Deutsche Berichterstattung vor Ort findet aus gutem Grund nicht - oder nur noch kaum - statt: Sie ist riskant und lebensgefährlich. Welcher Redakteur wollte es verantworten, einen Korrespondenten in den Irak zu entsenden und sein Leben zu gefährden? Um dann vielleicht doch nur Berichte aus einem Bagdader Hotel zu bekommen, die sich kaum von dem unterscheiden würden, was die Agenturen mit Hilfe ihrer im Irak lebenden einheimischen Mitarbeiter zusammengetragen haben.

Ganz anders die amerikanischen und britischen Medien: Sie sind in Bagdad vertreten, sie berichten auch aus anderen Teilen des Landes. Aber sie haben auch einen anderen Auftrag und eine andere Erwartungshaltung in ihren Heimatländern. Die Leser, Hörer und Zuschauer zu Hause erwarten Berichte von vor Ort, denn sie wollen erfahren, was "unsere Jungs" da tun, sie wollen teilhaben am Einsatz der eigenen Soldaten. Selbst wenn man - wie in Abu Ghoreib - keinen Grund hat, stolz darauf zu sein.

Ein Vorfall ohne Medien ist kein Vorfall

Ein weiterer Grund ist aber auch die mediale Kurzlebigkeit selbst bei schlimmsten Themen heutzutage: Eine Hungersnot in Ostafrika mag seit Jahren andauern, sie kommt aber bestenfalls einmal im Jahr in die Schlagzeilen. Und die Kämpfe im Gazastreifen wurden kürzlich auf den Geberkonferenzen in Stockholm völlig vom Schicksal des Libanon an den Rand gedrückt. Man könnte viele solcher Beispiele nennen. Ein Vorfall ohne Medien ist kein Vorfall - oder wird erst viel später dazu.

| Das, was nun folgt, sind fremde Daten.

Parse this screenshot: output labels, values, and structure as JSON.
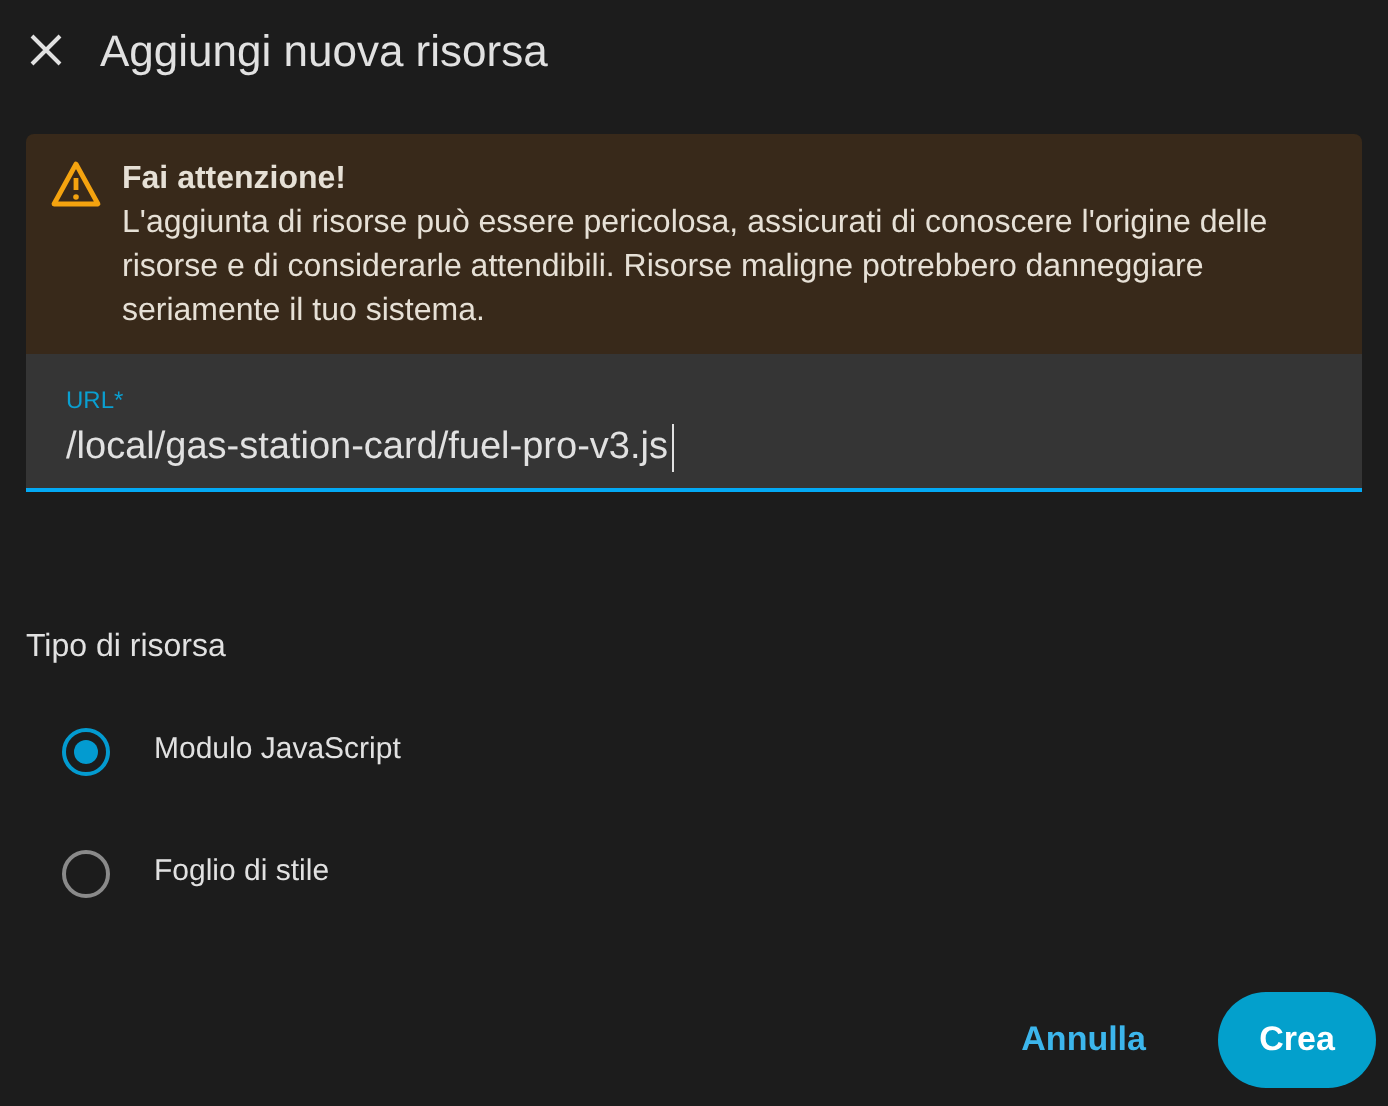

Das syrische Massaker in Hama 1982 oder das irakische in Halabja 1988 sind Beispiele hierfür.

Oft machen die Medien auch einen Vorfall zum Thema - und dann lassen sie es selbst wieder "sterben". Keine bewusste und gezielte Manipulation, sondern eher Ausdruck der Schnelllebigkeit gerade der modernen elektronischen Medien, die binnen Sekunden immer und über Vorgänge von überall berichten können.